1Department of Otorhinolaryngology, University of Luebeck, Luebeck 23538, Germany

2Department of Radiation Oncology, University of Luebeck, Luebeck 23538, Germany

*These authors contributed equally to this work

Correspondence to:

Barbara Wollenberg, email: [email protected]

Keywords: HNSCC; GSK3

Received: October 12, 2017     Accepted: April 06, 2018     Published: June 12, 2018


Background: Head and neck squamous cell cancer (HNSCC) is one of the most common tumors worldwide and there is an enormous need for innovative therapy approaches. Several recent studies suggest tumor entity specific roles of glycogen synthase kinase 3 (GSK3) in different human cancers, acting as tumor suppressor or as tumor promoter. Here we describe the role of GSK3 with respect to different parameters within HNSCC progression.

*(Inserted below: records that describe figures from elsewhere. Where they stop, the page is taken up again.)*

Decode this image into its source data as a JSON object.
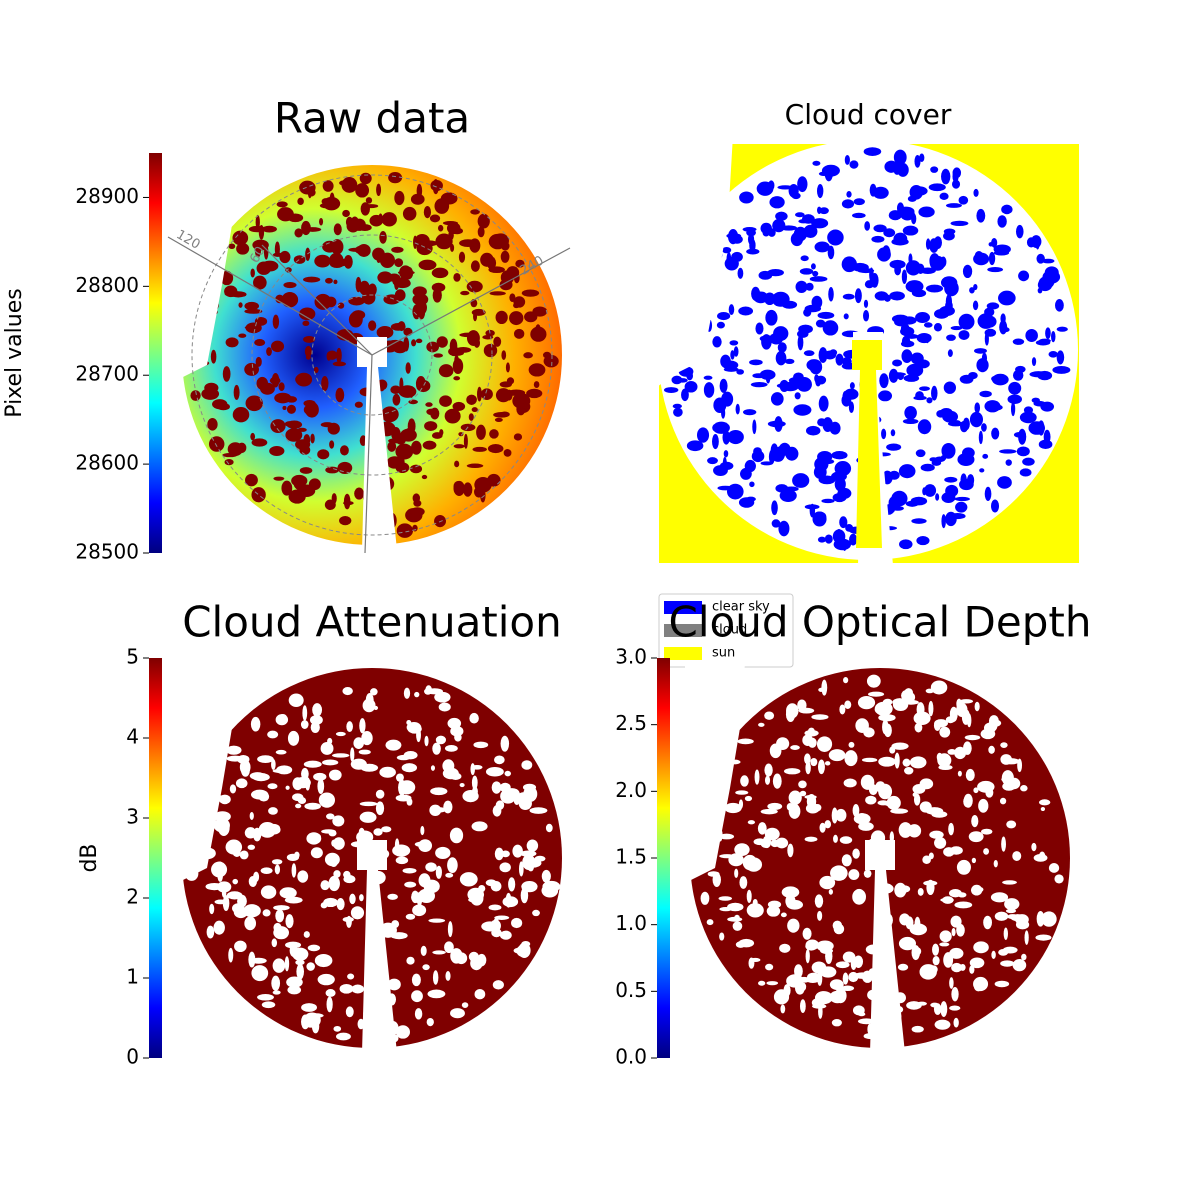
{
  "chart_data": [
    {
      "type": "image",
      "title": "Raw data",
      "colormap": "jet",
      "colorbar_label": "Pixel values",
      "ylim": [
        28500,
        28950
      ],
      "yticks": [
        28500,
        28600,
        28700,
        28800,
        28900
      ],
      "polar_labels": [
        "120",
        "60",
        "240"
      ]
    },
    {
      "type": "image",
      "title": "Cloud cover",
      "series": [
        {
          "name": "clear sky",
          "color": "#0000ff"
        },
        {
          "name": "cloud",
          "color": "#808080"
        },
        {
          "name": "sun",
          "color": "#ffff00"
        }
      ]
    },
    {
      "type": "image",
      "title": "Cloud Attenuation",
      "colormap": "jet",
      "colorbar_label": "dB",
      "ylim": [
        0,
        5
      ],
      "yticks": [
        0,
        1,
        2,
        3,
        4,
        5
      ]
    },
    {
      "type": "image",
      "title": "Cloud Optical Depth",
      "colormap": "jet",
      "ylim": [
        0,
        3
      ],
      "yticks": [
        {
          "value": 0,
          "label": "0.0"
        },
        {
          "value": 0.5,
          "label": "0.5"
        },
        {
          "value": 1,
          "label": "1.0"
        },
        {
          "value": 1.5,
          "label": "1.5"
        },
        {
          "value": 2,
          "label": "2.0"
        },
        {
          "value": 2.5,
          "label": "2.5"
        },
        {
          "value": 3,
          "label": "3.0"
        }
      ]
    }
  ]
}
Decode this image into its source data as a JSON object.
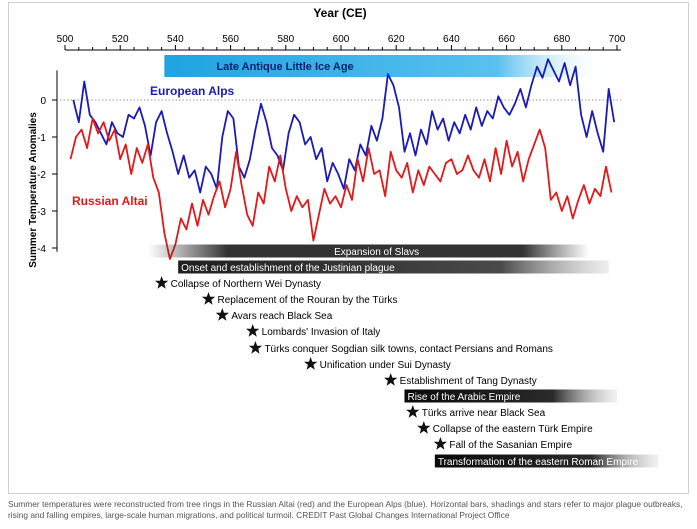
{
  "chart_data": {
    "type": "line",
    "title": "Year (CE)",
    "ylabel": "Summer Temperature Anomalies",
    "xlim": [
      500,
      700
    ],
    "ylim": [
      -4.3,
      1.2
    ],
    "x_ticks": [
      500,
      520,
      540,
      560,
      580,
      600,
      620,
      640,
      660,
      680,
      700
    ],
    "y_ticks": [
      0,
      -1,
      -2,
      -3,
      -4
    ],
    "grid": false,
    "zero_line": "dotted",
    "period_band": {
      "label": "Late Antique Little Ice Age",
      "start": 536,
      "end": 697,
      "color": "#3aaee6"
    },
    "series": [
      {
        "name": "European Alps",
        "color": "#1a1ab8",
        "x": [
          503,
          505,
          507,
          509,
          511,
          513,
          515,
          517,
          519,
          521,
          523,
          525,
          527,
          529,
          531,
          533,
          535,
          537,
          539,
          541,
          543,
          545,
          547,
          549,
          551,
          553,
          555,
          557,
          559,
          561,
          563,
          565,
          567,
          569,
          571,
          573,
          575,
          577,
          579,
          581,
          583,
          585,
          587,
          589,
          591,
          593,
          595,
          597,
          599,
          601,
          603,
          605,
          607,
          609,
          611,
          613,
          615,
          617,
          619,
          621,
          623,
          625,
          627,
          629,
          631,
          633,
          635,
          637,
          639,
          641,
          643,
          645,
          647,
          649,
          651,
          653,
          655,
          657,
          659,
          661,
          663,
          665,
          667,
          669,
          671,
          673,
          675,
          677,
          679,
          681,
          683,
          685,
          687,
          689,
          691,
          693,
          695,
          697,
          699
        ],
        "values": [
          0.0,
          -0.6,
          0.5,
          -0.4,
          -0.6,
          -0.9,
          -1.2,
          -0.6,
          -0.9,
          -1.0,
          -0.4,
          -0.5,
          -0.2,
          -0.7,
          -1.5,
          -0.6,
          -0.3,
          -0.9,
          -1.4,
          -2.0,
          -1.5,
          -2.1,
          -1.9,
          -2.5,
          -1.8,
          -2.0,
          -2.4,
          -1.0,
          -0.3,
          -0.5,
          -1.8,
          -2.1,
          -1.6,
          -0.8,
          -0.1,
          -0.6,
          -1.3,
          -1.5,
          -1.9,
          -0.9,
          -0.4,
          -0.6,
          -1.2,
          -1.0,
          -1.6,
          -1.3,
          -2.2,
          -1.7,
          -2.0,
          -2.4,
          -1.6,
          -1.9,
          -1.2,
          -1.5,
          -0.7,
          -1.1,
          -0.5,
          0.7,
          0.4,
          -0.2,
          -1.4,
          -0.9,
          -1.5,
          -0.8,
          -1.2,
          -0.3,
          -0.8,
          -0.5,
          -1.1,
          -0.6,
          -0.9,
          -0.4,
          -0.8,
          -0.2,
          -0.7,
          -0.3,
          -0.5,
          0.1,
          -0.2,
          -0.4,
          -0.1,
          0.3,
          -0.2,
          0.4,
          0.9,
          0.6,
          1.1,
          0.8,
          0.5,
          1.0,
          0.4,
          0.9,
          -0.4,
          -1.0,
          -0.3,
          -0.9,
          -1.4,
          0.3,
          -0.6
        ]
      },
      {
        "name": "Russian Altai",
        "color": "#e01a1a",
        "x": [
          502,
          504,
          506,
          508,
          510,
          512,
          514,
          516,
          518,
          520,
          522,
          524,
          526,
          528,
          530,
          532,
          534,
          536,
          538,
          540,
          542,
          544,
          546,
          548,
          550,
          552,
          554,
          556,
          558,
          560,
          562,
          564,
          566,
          568,
          570,
          572,
          574,
          576,
          578,
          580,
          582,
          584,
          586,
          588,
          590,
          592,
          594,
          596,
          598,
          600,
          602,
          604,
          606,
          608,
          610,
          612,
          614,
          616,
          618,
          620,
          622,
          624,
          626,
          628,
          630,
          632,
          634,
          636,
          638,
          640,
          642,
          644,
          646,
          648,
          650,
          652,
          654,
          656,
          658,
          660,
          662,
          664,
          666,
          668,
          670,
          672,
          674,
          676,
          678,
          680,
          682,
          684,
          686,
          688,
          690,
          692,
          694,
          696,
          698
        ],
        "values": [
          -1.6,
          -1.0,
          -0.8,
          -1.3,
          -0.5,
          -0.9,
          -0.6,
          -1.1,
          -0.8,
          -1.6,
          -1.2,
          -2.0,
          -1.3,
          -1.7,
          -1.2,
          -2.1,
          -2.5,
          -3.6,
          -4.3,
          -3.9,
          -3.2,
          -3.5,
          -2.8,
          -3.4,
          -2.7,
          -3.1,
          -2.6,
          -2.2,
          -2.9,
          -2.4,
          -1.4,
          -2.3,
          -3.1,
          -3.4,
          -2.5,
          -2.8,
          -1.8,
          -2.2,
          -1.5,
          -2.4,
          -3.0,
          -2.6,
          -2.9,
          -2.7,
          -3.8,
          -3.1,
          -2.4,
          -2.8,
          -2.6,
          -2.9,
          -2.3,
          -2.7,
          -1.6,
          -2.2,
          -1.3,
          -2.0,
          -1.9,
          -2.6,
          -1.4,
          -1.9,
          -2.1,
          -1.7,
          -2.5,
          -1.9,
          -2.3,
          -1.8,
          -2.0,
          -2.2,
          -1.7,
          -1.6,
          -2.0,
          -1.9,
          -1.5,
          -1.9,
          -2.1,
          -1.6,
          -2.2,
          -1.3,
          -2.0,
          -1.1,
          -1.8,
          -1.4,
          -2.2,
          -1.6,
          -1.2,
          -0.8,
          -1.3,
          -2.7,
          -2.5,
          -3.0,
          -2.6,
          -3.2,
          -2.7,
          -2.3,
          -2.8,
          -2.4,
          -2.6,
          -1.8,
          -2.5
        ]
      }
    ],
    "annotations": {
      "bars": [
        {
          "label": "Expansion of Slavs",
          "start": 530,
          "end": 690,
          "style": "dark-center"
        },
        {
          "label": "Onset and establishment of the Justinian plague",
          "start": 541,
          "end": 697,
          "style": "dark-left"
        },
        {
          "label": "Rise of the Arabic Empire",
          "start": 623,
          "end": 700,
          "style": "black-left"
        },
        {
          "label": "Transformation of the eastern Roman Empire",
          "start": 634,
          "end": 715,
          "style": "black-left"
        }
      ],
      "events": [
        {
          "year": 535,
          "label": "Collapse of Northern Wei Dynasty"
        },
        {
          "year": 552,
          "label": "Replacement of the Rouran by the Türks"
        },
        {
          "year": 557,
          "label": "Avars reach Black Sea"
        },
        {
          "year": 568,
          "label": "Lombards' Invasion of Italy"
        },
        {
          "year": 569,
          "label": "Türks conquer Sogdian silk towns, contact Persians and Romans"
        },
        {
          "year": 589,
          "label": "Unification under Sui Dynasty"
        },
        {
          "year": 618,
          "label": "Establishment of Tang Dynasty"
        },
        {
          "year": 626,
          "label": "Türks arrive near Black Sea"
        },
        {
          "year": 630,
          "label": "Collapse of the eastern Türk Empire"
        },
        {
          "year": 636,
          "label": "Fall of the Sasanian Empire"
        }
      ]
    }
  },
  "caption": "Summer temperatures were reconstructed from tree rings in the Russian Altai (red) and the European Alps (blue). Horizontal bars, shadings and stars refer to major plague outbreaks, rising and falling empires, large-scale human migrations, and political turmoil. CREDIT Past Global Changes International Project Office"
}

Methods: Base line expression and activity profiles of p-GSK3α/β (Ser21/9) and p-GSK3α/β (Tyr279/216) were analyzed by immunohistochemistry and western blotting. Four different permanent HNSCC cell lines were exposed to the potent GSK3α/β inhibitor SB 216763. Cell viability was controlled via the MTT test. Cell migration was quantified with the Real Time Cell Analyzer (RCTA) xCELLigence. Regulation of the epithelial-mesenchymal transition (EMT) was measured with the Human Epithelial to Mesenchymal Transition (EMT) RT² Profiler™ PCR Array and scratch assays. Taqman probes were used to detect the specific gene expression profiles of inflammatory cytokines Interleukin IL1β, IL6, IL8, IL10, TNFα and IFNβ.

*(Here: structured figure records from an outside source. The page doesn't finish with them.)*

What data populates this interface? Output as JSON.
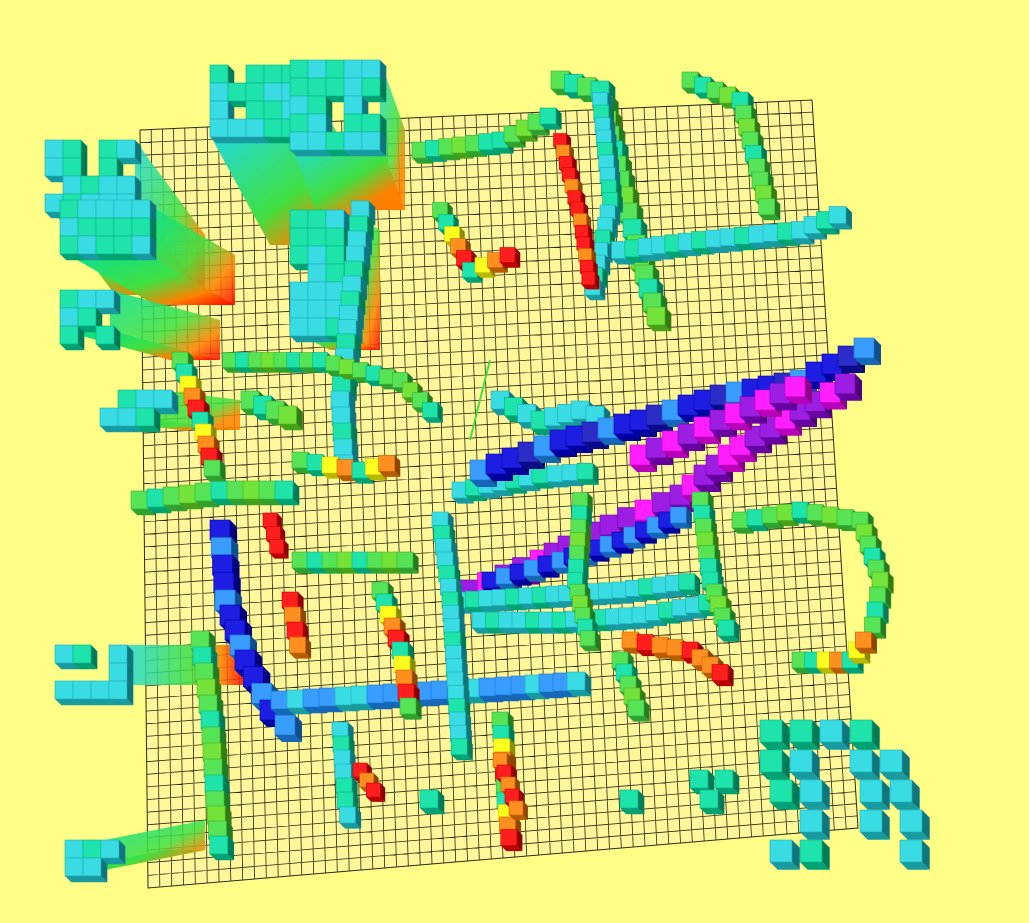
{
  "scene": {
    "background_color": "#ffff88",
    "grid_color": "#2a2a10",
    "grid_fill": "#fff79a",
    "colormap": [
      "#ff0000",
      "#ff8000",
      "#ffff00",
      "#40e040",
      "#00e0a0",
      "#20d8e0",
      "#1e90ff",
      "#0000e0",
      "#9000e0",
      "#ff00ff"
    ]
  }
}
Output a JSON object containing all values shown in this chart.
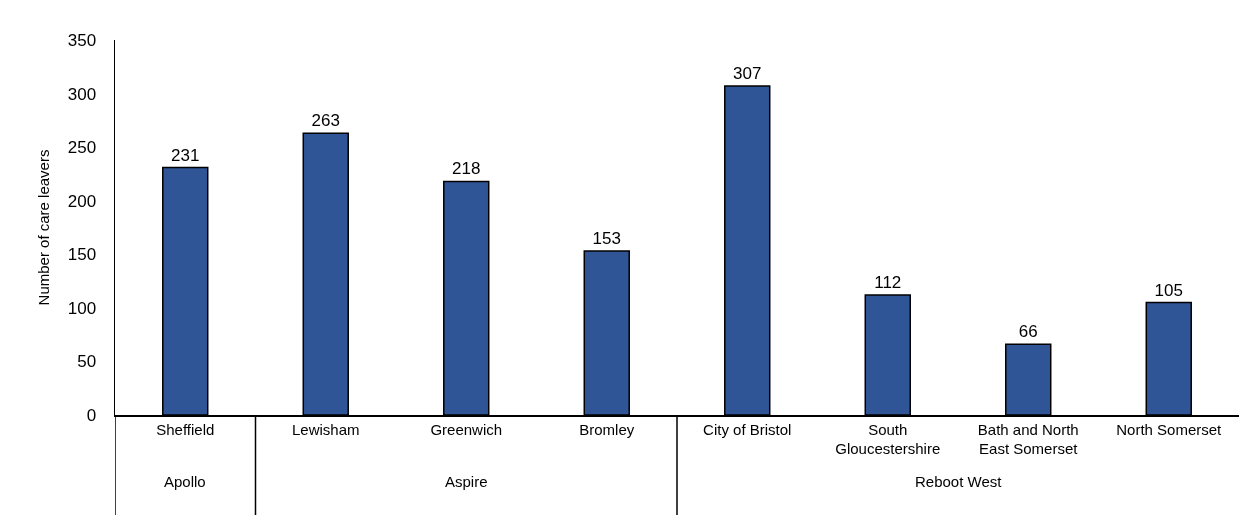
{
  "chart_data": {
    "type": "bar",
    "ylabel": "Number of care leavers",
    "categories": [
      "Sheffield",
      "Lewisham",
      "Greenwich",
      "Bromley",
      "City of Bristol",
      "South Gloucestershire",
      "Bath and North East Somerset",
      "North Somerset"
    ],
    "values": [
      231,
      263,
      218,
      153,
      307,
      112,
      66,
      105
    ],
    "color": "#2f5597",
    "data_labels": true,
    "ylim": [
      0,
      350
    ],
    "yticks": [
      0,
      50,
      100,
      150,
      200,
      250,
      300,
      350
    ],
    "annotations": [
      "Apollo",
      "Aspire",
      "Reboot West"
    ]
  }
}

Results: Exposure of permanent HNSCC cell lines to the specific GSK3α/β inhibitor SB 216763 leads to significant growth inhibition, inhibition of migration and decreased levels of active GSK3α/β in a dose dependent manner.

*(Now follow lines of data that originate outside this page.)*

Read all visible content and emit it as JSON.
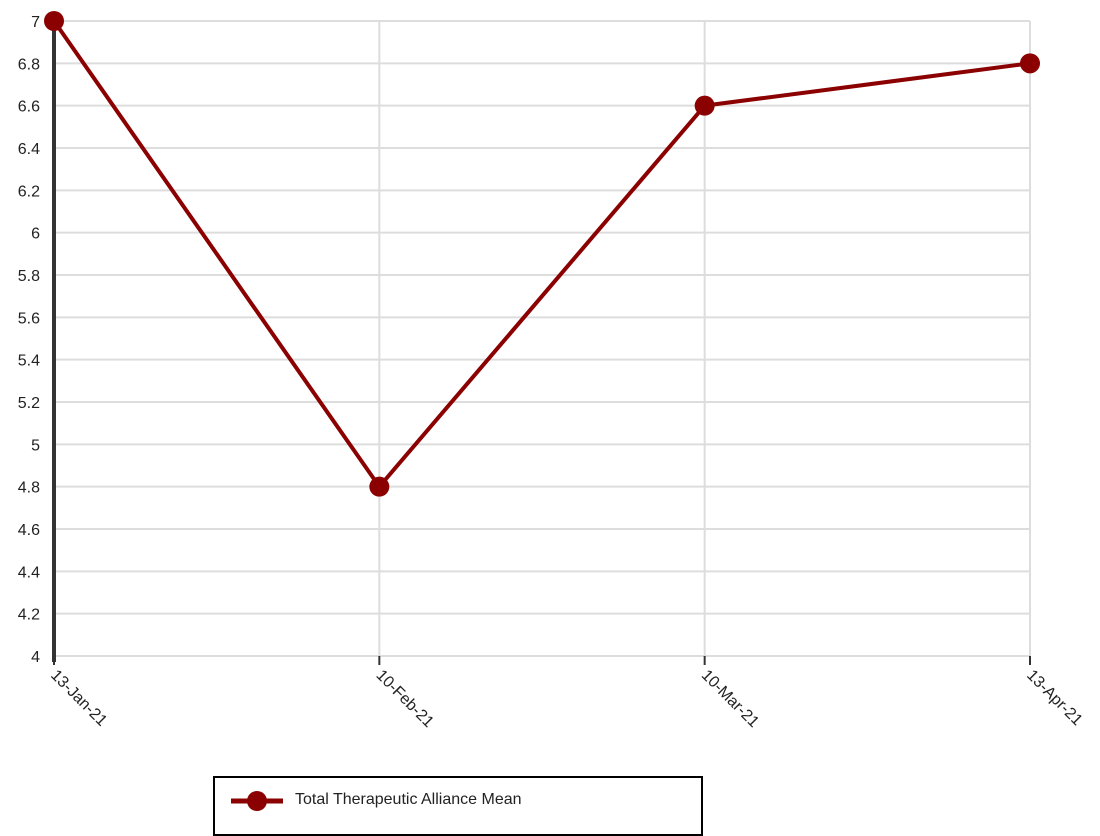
{
  "chart_data": {
    "type": "line",
    "title": "",
    "xlabel": "",
    "ylabel": "",
    "categories": [
      "13-Jan-21",
      "10-Feb-21",
      "10-Mar-21",
      "13-Apr-21"
    ],
    "series": [
      {
        "name": "Total Therapeutic Alliance Mean",
        "values": [
          7,
          4.8,
          6.6,
          6.8
        ],
        "color": "#8b0000"
      }
    ],
    "ylim": [
      4,
      7
    ],
    "yticks": [
      "4",
      "4.2",
      "4.4",
      "4.6",
      "4.8",
      "5",
      "5.2",
      "5.4",
      "5.6",
      "5.8",
      "6",
      "6.2",
      "6.4",
      "6.6",
      "6.8",
      "7"
    ],
    "grid": true,
    "legend_position": "bottom"
  },
  "legend": {
    "label": "Total Therapeutic Alliance Mean"
  }
}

Exposure of HNSCC lines to SB 216763 also resulted in a markable shift of EMT markers and functional EMT dysregulation. Functionally GSK3 differentially mediates the expression of TLR4- and TLR3-induced inflammatory cytokines in HNSCC, whereas no effect of SB 216763 on the NFkB activity was noticed.

Conclusion: GSK3α/β plays a crucial role in a variety of regulatory networks for HNSCC cancer progression as it drives proliferation or migration and thus GSK3 could serve as an interesting target for clinical drug development.